Idea Of The Day

The Life of Pauline

Who says late starters don’t finish first? Those of you who went to university but saw your youthful ambition to become an established writer with a big-time magazine evaporate by the time you reached 35 (but at 45 retain a vague dream of seeing an article of yours appear in the pages of The New Yorker) will take some comfort in the life of Pauline Kael, the great movie critic who died yesterday. Kael never finished her degree at Berkeley; she began to write movie reviews in her mid-30s, and was almost 50 when the then-editor of The New Yorker, the legendary William Shawn, published her for the first time. “I never made a living at this until I was in my 40’s,” she once said. While Kael may inspire you to finish that long article of yours, don’t ape her style. Many people tried, but she detested such endeavors: “[I]t’s like a succubus.

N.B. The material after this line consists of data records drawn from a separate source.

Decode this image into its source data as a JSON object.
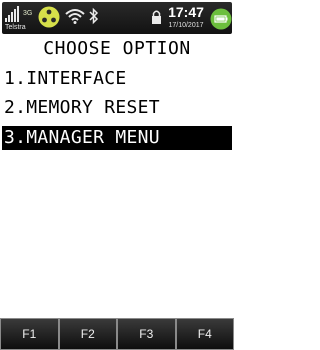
{
  "status_bar": {
    "network": "3G",
    "carrier": "Telstra",
    "time": "17:47",
    "date": "17/10/2017",
    "colors": {
      "background": "#1c1c1c",
      "sim_icon": "#d6df4a",
      "battery": "#6cbf3d"
    },
    "icons": [
      "signal-icon",
      "sim-card-icon",
      "wifi-icon",
      "bluetooth-icon",
      "lock-icon",
      "battery-icon"
    ]
  },
  "menu": {
    "title": "CHOOSE OPTION",
    "items": [
      {
        "label": "1.INTERFACE"
      },
      {
        "label": "2.MEMORY RESET"
      },
      {
        "label": "3.MANAGER MENU",
        "selected": true
      }
    ]
  },
  "function_keys": [
    "F1",
    "F2",
    "F3",
    "F4"
  ]
}
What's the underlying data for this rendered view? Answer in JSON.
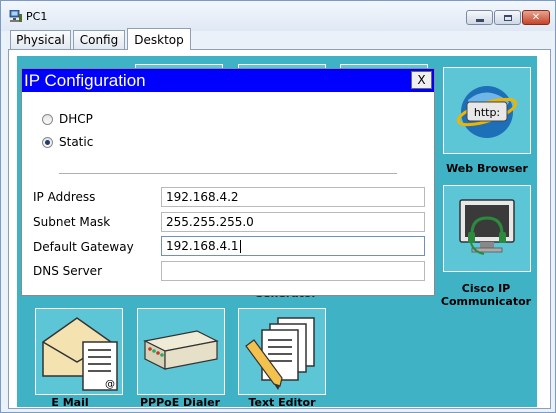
{
  "window": {
    "title": "PC1"
  },
  "tabs": [
    {
      "label": "Physical",
      "active": false
    },
    {
      "label": "Config",
      "active": false
    },
    {
      "label": "Desktop",
      "active": true
    }
  ],
  "dialog": {
    "title": "IP Configuration",
    "close_label": "X",
    "ip_mode": {
      "options": [
        {
          "label": "DHCP",
          "checked": false
        },
        {
          "label": "Static",
          "checked": true
        }
      ]
    },
    "fields": [
      {
        "label": "IP Address",
        "value": "192.168.4.2"
      },
      {
        "label": "Subnet Mask",
        "value": "255.255.255.0"
      },
      {
        "label": "Default Gateway",
        "value": "192.168.4.1",
        "focused": true
      },
      {
        "label": "DNS Server",
        "value": ""
      }
    ]
  },
  "apps": [
    {
      "label": "Web Browser",
      "icon": "web-browser-icon",
      "icon_text": "http:"
    },
    {
      "label": "Cisco IP\nCommunicator",
      "icon": "cisco-ip-communicator-icon"
    },
    {
      "label": "E Mail",
      "icon": "email-icon"
    },
    {
      "label": "PPPoE Dialer",
      "icon": "pppoe-dialer-icon"
    },
    {
      "label": "Text Editor",
      "icon": "text-editor-icon"
    }
  ],
  "partial_label": "Generator",
  "colors": {
    "desktop_bg": "#3fb2c6",
    "tile_bg": "#5cc6d6",
    "dialog_header": "#0000ff"
  }
}
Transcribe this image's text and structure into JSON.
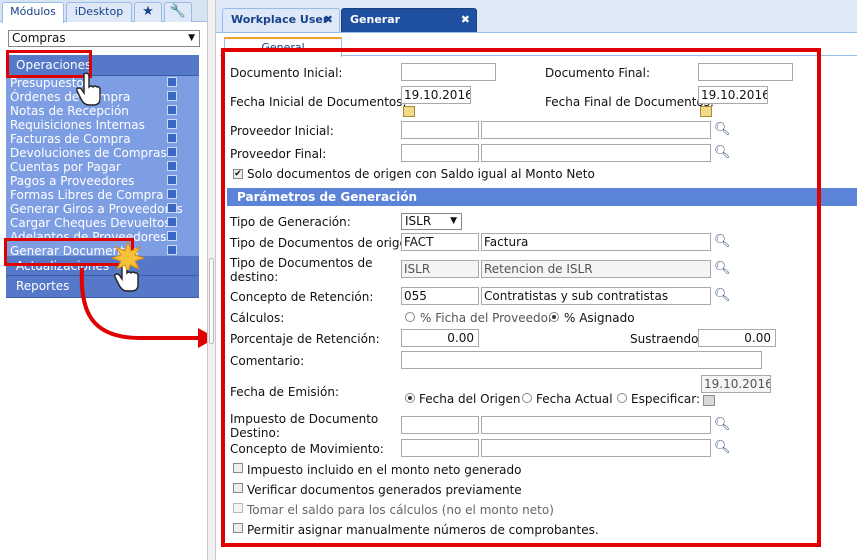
{
  "left_panel": {
    "tabs": [
      "Módulos",
      "iDesktop"
    ],
    "module_select": "Compras",
    "sections": {
      "operaciones": "Operaciones",
      "actualizaciones": "Actualizaciones",
      "reportes": "Reportes"
    },
    "menu_items": [
      "Presupuestos",
      "Órdenes de Compra",
      "Notas de Recepción",
      "Requisiciones Internas",
      "Facturas de Compra",
      "Devoluciones de Compras",
      "Cuentas por Pagar",
      "Pagos a Proveedores",
      "Formas Libres de Compra",
      "Generar Giros a Proveedores",
      "Cargar Cheques Devueltos",
      "Adelantos de Proveedores",
      "Generar Documentos"
    ]
  },
  "window_tabs": [
    "Workplace User",
    "Generar Documentos"
  ],
  "subtab": "General",
  "form": {
    "doc_inicial": {
      "label": "Documento Inicial:",
      "value": ""
    },
    "doc_final": {
      "label": "Documento Final:",
      "value": ""
    },
    "fecha_inicial": {
      "label": "Fecha Inicial de Documentos:",
      "value": "19.10.2016"
    },
    "fecha_final": {
      "label": "Fecha Final de Documentos:",
      "value": "19.10.2016"
    },
    "proveedor_inicial": {
      "label": "Proveedor Inicial:",
      "code": "",
      "name": ""
    },
    "proveedor_final": {
      "label": "Proveedor Final:",
      "code": "",
      "name": ""
    },
    "solo_docs": {
      "label": "Solo documentos de origen con Saldo igual al Monto Neto",
      "checked": true
    }
  },
  "params": {
    "section_title": "Parámetros de Generación",
    "tipo_generacion": {
      "label": "Tipo de Generación:",
      "value": "ISLR"
    },
    "tipo_doc_origen": {
      "label": "Tipo de Documentos de origen:",
      "code": "FACT",
      "name": "Factura"
    },
    "tipo_doc_destino": {
      "label_1": "Tipo de Documentos de",
      "label_2": "destino:",
      "code": "ISLR",
      "name": "Retencion de ISLR"
    },
    "concepto_retencion": {
      "label": "Concepto de Retención:",
      "code": "055",
      "name": "Contratistas y sub contratistas"
    },
    "calculos": {
      "label": "Cálculos:",
      "opt1": "% Ficha del Proveedor",
      "opt2": "% Asignado",
      "selected": "% Asignado"
    },
    "porcentaje": {
      "label": "Porcentaje de Retención:",
      "value": "0.00"
    },
    "sustraendo": {
      "label": "Sustraendo:",
      "value": "0.00"
    },
    "comentario": {
      "label": "Comentario:",
      "value": ""
    },
    "fecha_emision": {
      "label": "Fecha de Emisión:",
      "opt1": "Fecha del Origen",
      "opt2": "Fecha Actual",
      "opt3": "Especificar:",
      "selected": "Fecha del Origen",
      "date": "19.10.2016"
    },
    "impuesto_doc": {
      "label_1": "Impuesto de Documento",
      "label_2": "Destino:",
      "code": "",
      "name": ""
    },
    "concepto_mov": {
      "label": "Concepto de Movimiento:",
      "code": "",
      "name": ""
    },
    "checks": [
      "Impuesto incluido en el monto neto generado",
      "Verificar documentos generados previamente",
      "Tomar el saldo para los cálculos (no el monto neto)",
      "Permitir asignar manualmente números de comprobantes."
    ]
  },
  "colors": {
    "accent_red": "#e00000",
    "menu_blue": "#7e9ee4",
    "header_blue": "#5578c9"
  },
  "icons": [
    "star-icon",
    "wrench-icon",
    "close-icon",
    "search-icon",
    "calendar-icon",
    "hand-pointer-icon"
  ]
}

It’s awful to open something up hoping to read something and instead find your own thoughts being echoed.” You might also bear in mind that the life of the critic is not all glory, and that love can prove elusive. As Kael told the readers of Modern Maturity, a magazine published by the AARP: “I had trouble dating because I often disagreed about the quality of a movie. One boy was so upset at my laughing at Kentucky Moonshine, a Ritz Brothers movie, that we never went to another movie again. I also broke up with somebody after I wrote about West Side Story. It’s very difficult to disagree on a date.”